Kenya has joined other countries in the rush to secure the COVID-19 vaccine.

According to the acting Director General in the Health Ministry Dr. Patrick Amoth, Kenya will receive from the COVAX facility 24 million doses of the vaccine.

This particular consignment is free but the country has also ordered an additional 12 million doses of the vaccines at a cost of Ksh.10 billion.

The Ministry of Health submitted its request for the vaccines on December 7.

“We are hopeful that by next year we will have a vaccine .We can’t get vaccines for everybody. We have to give priority to those who are important,” Health CS Mutahi Kagwe said.

COVAX was created by GAVI, UNICEF and the World Health Organization to deliver two billion doses of COVID-19 vaccines for millions of people across Africa; Asia; the Caribbean and Pacific; and in Europe’s eastern and southern neighbourhoods by the end of 2021.

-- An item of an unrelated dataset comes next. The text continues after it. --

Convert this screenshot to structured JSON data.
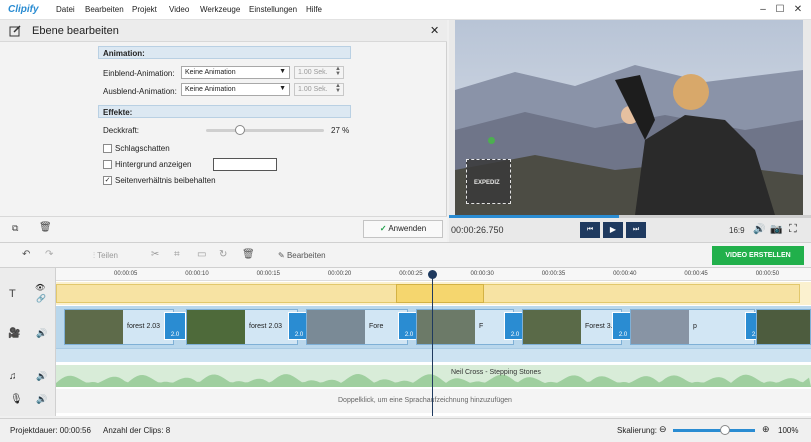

The facility says it has already secured millions of ready-made doses of the Oxford-Astrazeneca candidate, ready for distribution to the 92 developing countries including Kenya.

At least percent 30 percent of the Kenyan population will receive the COVID-19 jab at the beginning of next year.

The first 24 million doses supplied by COVAX will cover 20 percent of the population as required by the WHO programme.

The additional 12 million purchased by the government will cover 10 percent of the population.

The first to be vaccinated will be frontline health workers, followed by the vulnerable and the elderly and priority service givers.

Kenya would prefer doses from the Oxford/Astrazeneca although COVAX has a number of other candidates.

“We are open to other vaccines such as the Chinese Sinopharm, Russia’s Sputnik V, Pfizer-/Biontech’s and Moderna’s based on safety, immunogenicity and efficacy levels,” Dr Amoth said.

But what is Kenya considering before a vaccine is purchased?

“We consider a lot of things before we give this vaccine to people. Efficacy is key,” CS Kagwe said.

The vaccine must first be a vector carrier based vaccine, be prequalified by WHO ensuring that it can be stored in a cold chain, 2-8 degrees and the cost factor.

One dose is estimated to cost between $5 to 6 (Ksh. 558 to 669).

But even with this being a milestone, Dr. Amoth further said: “This is definitely a step forward in the fight against COVID-19. The vaccine is not a silver bullet because we cannot cover the entire population. We urge the remaining 70 percent of the population to observe COVID-19 guidelines.”

CS Kagwe added: “The silver bullet is actually ourselves.we are the ones who can ensure that we do not get COVID-19.”

“To keep safe even with the COVID-19 vaccine being administered, it is important to avoid crowded places, close contacts, wash hands and properly wear your mask and most importantly avoid unnecessary travel.”